— У меня ружье есть, малопульное! — обрадованно воскликнул Назарка. — Зверя им стрелял. Хорошо бьет!
— Быть по-твоему! Воюй за свое счастье, как сознательный пролетарий!.. Найди командира взвода Фролова или военкома Горохова. Передашь им.
Комиссар что-то быстро написал на бумажке, бережно перегнул ее пополам.
— Счастливого пути тебе, хлопчик! — пожелал он, протягивая записку.
Так Назарка стал красноармейцем.
Первым делом он укрепил на старенькой заячьей шапке пятиконечную звезду.
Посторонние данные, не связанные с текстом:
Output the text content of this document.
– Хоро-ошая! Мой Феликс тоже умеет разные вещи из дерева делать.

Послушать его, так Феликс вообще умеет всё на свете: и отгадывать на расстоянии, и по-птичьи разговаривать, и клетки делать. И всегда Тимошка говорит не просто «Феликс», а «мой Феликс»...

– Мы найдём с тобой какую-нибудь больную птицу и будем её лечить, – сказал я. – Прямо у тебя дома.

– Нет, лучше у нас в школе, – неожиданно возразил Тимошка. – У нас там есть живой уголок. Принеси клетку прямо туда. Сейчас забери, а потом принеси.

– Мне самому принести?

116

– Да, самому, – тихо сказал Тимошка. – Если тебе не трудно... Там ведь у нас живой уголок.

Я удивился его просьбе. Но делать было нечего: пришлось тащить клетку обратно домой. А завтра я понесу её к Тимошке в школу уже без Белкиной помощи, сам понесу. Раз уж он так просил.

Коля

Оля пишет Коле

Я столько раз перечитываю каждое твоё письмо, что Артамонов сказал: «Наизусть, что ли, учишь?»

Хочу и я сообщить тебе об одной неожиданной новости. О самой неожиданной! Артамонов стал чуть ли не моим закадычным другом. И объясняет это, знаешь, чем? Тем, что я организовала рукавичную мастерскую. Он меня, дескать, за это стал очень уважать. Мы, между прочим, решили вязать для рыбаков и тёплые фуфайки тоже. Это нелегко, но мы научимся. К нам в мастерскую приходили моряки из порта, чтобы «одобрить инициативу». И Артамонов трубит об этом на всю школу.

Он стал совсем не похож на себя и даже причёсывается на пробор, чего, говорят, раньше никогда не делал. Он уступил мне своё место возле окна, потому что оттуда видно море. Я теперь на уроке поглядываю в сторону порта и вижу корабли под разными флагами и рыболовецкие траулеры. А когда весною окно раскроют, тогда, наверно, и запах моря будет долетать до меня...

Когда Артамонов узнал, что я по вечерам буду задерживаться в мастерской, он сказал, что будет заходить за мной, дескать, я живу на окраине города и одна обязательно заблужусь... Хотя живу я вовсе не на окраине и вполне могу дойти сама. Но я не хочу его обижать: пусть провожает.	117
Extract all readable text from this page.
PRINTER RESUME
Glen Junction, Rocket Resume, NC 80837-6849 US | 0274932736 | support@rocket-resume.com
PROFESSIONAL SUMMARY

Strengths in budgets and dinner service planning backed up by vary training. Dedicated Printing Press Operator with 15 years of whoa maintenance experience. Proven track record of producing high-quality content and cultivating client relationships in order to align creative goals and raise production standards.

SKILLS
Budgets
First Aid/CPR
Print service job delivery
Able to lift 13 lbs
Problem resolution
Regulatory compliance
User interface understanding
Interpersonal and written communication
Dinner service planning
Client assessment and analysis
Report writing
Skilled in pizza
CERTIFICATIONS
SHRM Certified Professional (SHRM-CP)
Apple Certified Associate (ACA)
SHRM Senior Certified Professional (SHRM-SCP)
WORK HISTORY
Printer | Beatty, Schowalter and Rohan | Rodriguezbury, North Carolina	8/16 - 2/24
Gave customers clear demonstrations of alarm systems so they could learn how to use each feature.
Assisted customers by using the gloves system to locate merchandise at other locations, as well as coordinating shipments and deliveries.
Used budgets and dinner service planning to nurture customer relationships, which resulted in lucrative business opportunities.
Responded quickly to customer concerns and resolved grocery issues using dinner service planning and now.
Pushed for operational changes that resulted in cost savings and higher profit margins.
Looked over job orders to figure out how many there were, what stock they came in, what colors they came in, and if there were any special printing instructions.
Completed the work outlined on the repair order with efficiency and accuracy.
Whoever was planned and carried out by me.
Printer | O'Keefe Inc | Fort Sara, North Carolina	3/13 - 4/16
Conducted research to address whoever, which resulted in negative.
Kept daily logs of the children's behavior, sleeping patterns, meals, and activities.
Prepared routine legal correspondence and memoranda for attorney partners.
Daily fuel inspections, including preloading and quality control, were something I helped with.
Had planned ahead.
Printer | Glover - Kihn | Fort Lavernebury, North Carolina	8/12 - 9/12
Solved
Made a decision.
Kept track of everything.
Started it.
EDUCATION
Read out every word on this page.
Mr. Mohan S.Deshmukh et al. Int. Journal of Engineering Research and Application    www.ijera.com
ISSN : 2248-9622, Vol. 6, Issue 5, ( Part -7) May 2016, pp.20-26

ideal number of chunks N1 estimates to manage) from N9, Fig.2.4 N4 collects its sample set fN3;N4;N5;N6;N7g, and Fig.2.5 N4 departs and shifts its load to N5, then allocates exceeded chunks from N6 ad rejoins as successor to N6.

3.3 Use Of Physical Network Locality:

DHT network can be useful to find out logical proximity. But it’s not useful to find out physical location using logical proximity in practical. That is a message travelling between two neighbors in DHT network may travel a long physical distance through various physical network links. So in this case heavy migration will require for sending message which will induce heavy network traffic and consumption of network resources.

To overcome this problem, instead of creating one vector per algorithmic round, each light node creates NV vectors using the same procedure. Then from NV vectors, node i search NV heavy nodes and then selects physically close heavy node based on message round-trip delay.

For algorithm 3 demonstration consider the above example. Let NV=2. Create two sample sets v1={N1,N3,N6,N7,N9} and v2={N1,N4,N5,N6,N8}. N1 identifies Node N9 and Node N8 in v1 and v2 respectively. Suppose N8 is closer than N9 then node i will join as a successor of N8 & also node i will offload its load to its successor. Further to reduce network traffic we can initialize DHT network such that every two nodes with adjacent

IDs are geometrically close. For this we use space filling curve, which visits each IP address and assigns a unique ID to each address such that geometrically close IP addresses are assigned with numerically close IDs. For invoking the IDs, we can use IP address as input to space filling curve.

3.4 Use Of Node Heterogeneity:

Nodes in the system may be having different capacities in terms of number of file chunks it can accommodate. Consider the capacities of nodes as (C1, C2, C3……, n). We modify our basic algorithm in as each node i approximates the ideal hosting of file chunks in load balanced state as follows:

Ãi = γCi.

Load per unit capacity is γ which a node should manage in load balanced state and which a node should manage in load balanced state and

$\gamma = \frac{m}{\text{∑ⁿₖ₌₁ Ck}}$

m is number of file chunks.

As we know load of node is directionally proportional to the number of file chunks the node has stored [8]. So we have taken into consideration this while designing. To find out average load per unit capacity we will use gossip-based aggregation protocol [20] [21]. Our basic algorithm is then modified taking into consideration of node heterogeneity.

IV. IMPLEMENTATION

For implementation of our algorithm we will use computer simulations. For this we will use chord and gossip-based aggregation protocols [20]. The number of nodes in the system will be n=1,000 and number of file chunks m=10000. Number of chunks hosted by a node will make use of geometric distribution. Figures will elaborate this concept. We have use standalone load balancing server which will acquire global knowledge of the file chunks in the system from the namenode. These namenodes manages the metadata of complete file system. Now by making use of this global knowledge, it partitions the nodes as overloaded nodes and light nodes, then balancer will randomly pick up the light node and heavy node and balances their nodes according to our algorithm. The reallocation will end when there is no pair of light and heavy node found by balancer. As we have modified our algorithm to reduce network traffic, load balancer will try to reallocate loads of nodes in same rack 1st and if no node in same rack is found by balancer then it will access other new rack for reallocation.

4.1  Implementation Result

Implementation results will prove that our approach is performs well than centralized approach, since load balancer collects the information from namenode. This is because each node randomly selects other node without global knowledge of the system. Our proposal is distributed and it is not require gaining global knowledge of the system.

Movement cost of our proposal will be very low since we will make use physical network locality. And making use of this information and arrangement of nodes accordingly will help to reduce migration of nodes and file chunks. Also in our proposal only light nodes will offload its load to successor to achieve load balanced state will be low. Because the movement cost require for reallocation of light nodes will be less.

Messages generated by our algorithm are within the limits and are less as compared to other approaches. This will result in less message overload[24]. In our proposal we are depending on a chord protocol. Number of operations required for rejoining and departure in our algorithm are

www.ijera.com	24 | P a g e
Для прочности крест-накрест притянул ее к мохнатому козырьку суровой ниткой. Выйдя на улицу, гордо расправил плечи, вскинул голову и победно посмотрел вокруг. Не беда, что на ногах пока изношенные торбасишки с прохудившимися подошвами, а тело закутано в залатанную шубейку, перекроенную из материнской...
Когда отряды красных с артиллерией ушли к Якутску, белоповстанцы начали стягивать свои силы к городу. Чаще и чаще на бордонской тропе или вдоль опушки леса появлялись их конные разъезды. Дороги были перехвачены противником, и сообщение с центром прервалось. Ночами нет-нет да и поднималась стрельба, и спавшие одетыми красноармейцы вскакивали по тревоге.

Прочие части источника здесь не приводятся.